Ponce de Leon a peut-être nommé l’endroit alors connu sous le nom de Bimini – qu’il croyait être une île – d’après la « fête des fleurs » du temps de Pâques, mais il n’a pas été le premier Européen à débarquer dans La Florida.

Si ce n’est pas Ponce de Leon, qui ? Les trois auteurs d’un nouveau livre publié le 20 mars, « The Florida Keys : A History Through Maps », présentent une théorie convaincante selon laquelle les Floridiens devraient nommer davantage de choses dans le Sunshine State en l’honneur de John Cabot, l’explorateur italien qui a navigué jusqu’à la côte de l’Amérique du Nord en 1497 et l’a revendiquée pour le roi Henry VII d’Angleterre.

Certains historiens pensent que Cabot a été le premier Européen à trouver la Floride lorsque, après avoir échoué à localiser un passage du Nord-Ouest vers la Chine, il a voyagé si loin au sud du Canada qu’il pouvait voir Cuba à l’est, selon un récit du fils de Cabot, Sebastian.

« Cela mettrait Cabot hors des Keys de Floride bien avant que Ponce de Leon n’arrive ici et ne les nomme les Martyrs », a déclaré Brian Schmitt de Marathon, un collectionneur avide de cartes et propriétaire de la plus ancienne société immobilière des Keys. « Une grande partie de ce que l’on nous a appris sur Ponce de Leon est une création fantaisiste transmise au fil des siècles.

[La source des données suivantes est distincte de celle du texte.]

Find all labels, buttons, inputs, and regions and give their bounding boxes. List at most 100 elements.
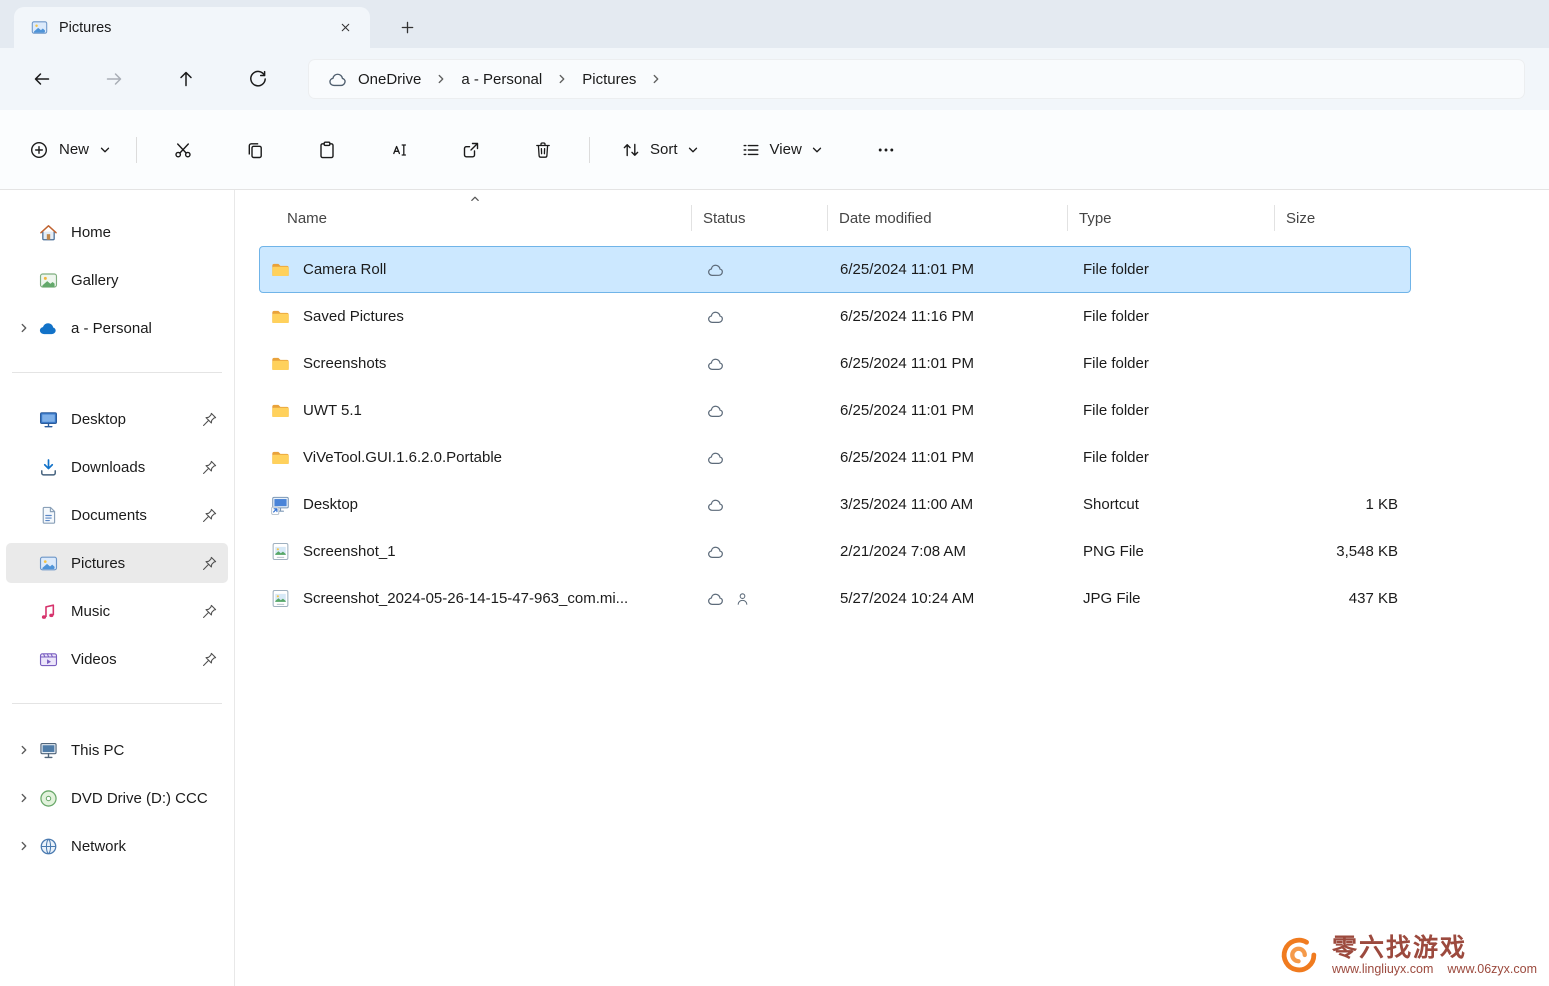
- file-area: NameStatusDate modifiedType Size Camera R…: [235, 190, 1549, 986]
- cut-button[interactable]: [163, 130, 203, 170]
- new-tab-button[interactable]: [392, 12, 422, 42]
- more-options-button[interactable]: [866, 130, 906, 170]
- column-header-type[interactable]: Type: [1067, 190, 1274, 246]
- file-name-label: Camera Roll: [303, 261, 386, 278]
- chevron-right-icon[interactable]: [18, 744, 30, 756]
- new-button[interactable]: New: [14, 130, 126, 170]
- downloads-icon: [38, 457, 59, 478]
- breadcrumb-item-pictures[interactable]: Pictures: [572, 64, 646, 95]
- sidebar-item-pictures[interactable]: Pictures: [6, 543, 228, 583]
- chevron-down-icon: [811, 144, 823, 156]
- file-size: 437 KB: [1275, 590, 1412, 607]
- sidebar-item-this-pc[interactable]: This PC: [6, 730, 228, 770]
- sidebar-item-label: Gallery: [71, 272, 224, 289]
- rename-button[interactable]: [379, 130, 419, 170]
- column-header-date-modified[interactable]: Date modified: [827, 190, 1067, 246]
- chevron-spacer: [18, 653, 30, 665]
- folder-icon: [270, 353, 291, 374]
- breadcrumb: OneDrive a - Personal Pictures: [308, 59, 1525, 99]
- file-row[interactable]: Desktop3/25/2024 11:00 AMShortcut1 KB: [259, 481, 1411, 528]
- file-type: File folder: [1068, 355, 1275, 372]
- file-name-cell: ViVeTool.GUI.1.6.2.0.Portable: [260, 447, 692, 468]
- main-area: Home Gallery a - Personal Desktop Downloads D…: [0, 190, 1549, 986]
- close-tab-button[interactable]: [332, 15, 358, 41]
- chevron-spacer: [18, 461, 30, 473]
- column-header-status[interactable]: Status: [691, 190, 827, 246]
- delete-button[interactable]: [523, 130, 563, 170]
- file-row[interactable]: Screenshot_2024-05-26-14-15-47-963_com.m…: [259, 575, 1411, 622]
- cloud-icon: [706, 497, 725, 513]
- file-type: File folder: [1068, 308, 1275, 325]
- back-button[interactable]: [22, 59, 62, 99]
- sidebar-item-documents[interactable]: Documents: [6, 495, 228, 535]
- tab-pictures[interactable]: Pictures: [14, 7, 370, 48]
- view-button[interactable]: View: [729, 130, 835, 170]
- breadcrumb-item-onedrive[interactable]: OneDrive: [317, 64, 431, 95]
- copy-button[interactable]: [235, 130, 275, 170]
- chevron-spacer: [18, 274, 30, 286]
- sidebar-item-a-personal[interactable]: a - Personal: [6, 308, 228, 348]
- pictures-icon: [38, 553, 59, 574]
- chevron-right-icon[interactable]: [556, 73, 568, 85]
- column-header-size[interactable]: Size: [1274, 190, 1411, 246]
- nav-buttons: [6, 59, 294, 99]
- folder-icon: [270, 306, 291, 327]
- sort-button[interactable]: Sort: [609, 130, 711, 170]
- cloud-outline-icon: [327, 71, 348, 88]
- column-header-label: Size: [1286, 210, 1315, 227]
- forward-button[interactable]: [94, 59, 134, 99]
- home-icon: [38, 222, 59, 243]
- sidebar-item-home[interactable]: Home: [6, 212, 228, 252]
- file-row[interactable]: Screenshots6/25/2024 11:01 PMFile folder: [259, 340, 1411, 387]
- file-name-label: Saved Pictures: [303, 308, 404, 325]
- chevron-right-icon[interactable]: [18, 322, 30, 334]
- file-status-cell: [692, 356, 828, 372]
- file-name-cell: Camera Roll: [260, 259, 692, 280]
- cloud-icon: [706, 544, 725, 560]
- file-name-label: ViVeTool.GUI.1.6.2.0.Portable: [303, 449, 502, 466]
- file-date-modified: 6/25/2024 11:16 PM: [828, 308, 1068, 325]
- cloud-icon: [706, 591, 725, 607]
- sidebar-item-videos[interactable]: Videos: [6, 639, 228, 679]
- sidebar-item-music[interactable]: Music: [6, 591, 228, 631]
- view-button-label: View: [770, 141, 802, 158]
- chevron-right-icon[interactable]: [650, 73, 662, 85]
- share-button[interactable]: [451, 130, 491, 170]
- file-name-cell: Desktop: [260, 494, 692, 515]
- chevron-right-icon[interactable]: [435, 73, 447, 85]
- file-size: 1 KB: [1275, 496, 1412, 513]
- cloud-icon: [706, 450, 725, 466]
- file-row[interactable]: Screenshot_12/21/2024 7:08 AMPNG File3,5…: [259, 528, 1411, 575]
- chevron-right-icon[interactable]: [18, 792, 30, 804]
- file-status-cell: [692, 309, 828, 325]
- column-header-name[interactable]: Name: [259, 190, 691, 246]
- sidebar-item-downloads[interactable]: Downloads: [6, 447, 228, 487]
- file-name-cell: UWT 5.1: [260, 400, 692, 421]
- chevron-right-icon[interactable]: [18, 840, 30, 852]
- this-pc-icon: [38, 740, 59, 761]
- sidebar-item-desktop[interactable]: Desktop: [6, 399, 228, 439]
- chevron-down-icon: [687, 144, 699, 156]
- paste-button[interactable]: [307, 130, 347, 170]
- file-type: Shortcut: [1068, 496, 1275, 513]
- chevron-down-icon: [99, 144, 111, 156]
- sidebar-item-dvd-drive-d-ccc[interactable]: DVD Drive (D:) CCC: [6, 778, 228, 818]
- documents-icon: [38, 505, 59, 526]
- file-name-label: Screenshots: [303, 355, 386, 372]
- file-name-cell: Saved Pictures: [260, 306, 692, 327]
- sidebar-item-label: Downloads: [71, 459, 201, 476]
- sidebar-item-gallery[interactable]: Gallery: [6, 260, 228, 300]
- pin-icon: [201, 411, 218, 428]
- refresh-button[interactable]: [238, 59, 278, 99]
- file-row[interactable]: ViVeTool.GUI.1.6.2.0.Portable6/25/2024 1…: [259, 434, 1411, 481]
- breadcrumb-item-a-personal[interactable]: a - Personal: [451, 64, 552, 95]
- sidebar-item-network[interactable]: Network: [6, 826, 228, 866]
- up-button[interactable]: [166, 59, 206, 99]
- cloud-icon: [706, 309, 725, 325]
- sidebar-item-label: This PC: [71, 742, 224, 759]
- folder-icon: [270, 400, 291, 421]
- share-icon: [461, 140, 481, 160]
- file-row[interactable]: Camera Roll6/25/2024 11:01 PMFile folder: [259, 246, 1411, 293]
- file-row[interactable]: UWT 5.16/25/2024 11:01 PMFile folder: [259, 387, 1411, 434]
- file-row[interactable]: Saved Pictures 6/25/2024 11:16 PMFile fol…: [259, 293, 1411, 340]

Les cartes montrent que la Floride était bien connue des Européens avant l’arrivée de Ponce de Leon. »

L’analyse par l’archéologue Bob Carr de coquilles de conques qu’il a déterrées à Fort Lauderdale appuie ce que les cartes illustrent.

« Les Floridiens doivent cesser de vivre dans l’illusion que Ponce était notre célèbre fondateur », a déclaré Carr. « Nous devons dépasser le canular touristique de la fontaine de jouvence et apprendre notre histoire compliquée. »

L’acquisition la plus prisée de Schmitt est la carte de Peter Martyr de 1511 réalisée par le prolifique historien italien qui travaillait pour la cour royale d’Espagne. Peter Martyr D’Anghiera a écrit les premiers récits d’explorations en Amérique centrale et du Sud dans un style cancanier. Il a interviewé tous les marins intrépides de l’époque, dont Christophe Colomb, Amerigo Vespucci et Sebastian Cabot, et a examiné les journaux de bord et les cartes de leurs navires.

La carte montre des détails du littoral de la Floride et de ce qui semble clairement être les Keys et les Dry Tortugas au nord des îles de Cuba et d’Hispaniola. Schmitt a acheté la carte à un marchand de San Diego pour 250 000 $.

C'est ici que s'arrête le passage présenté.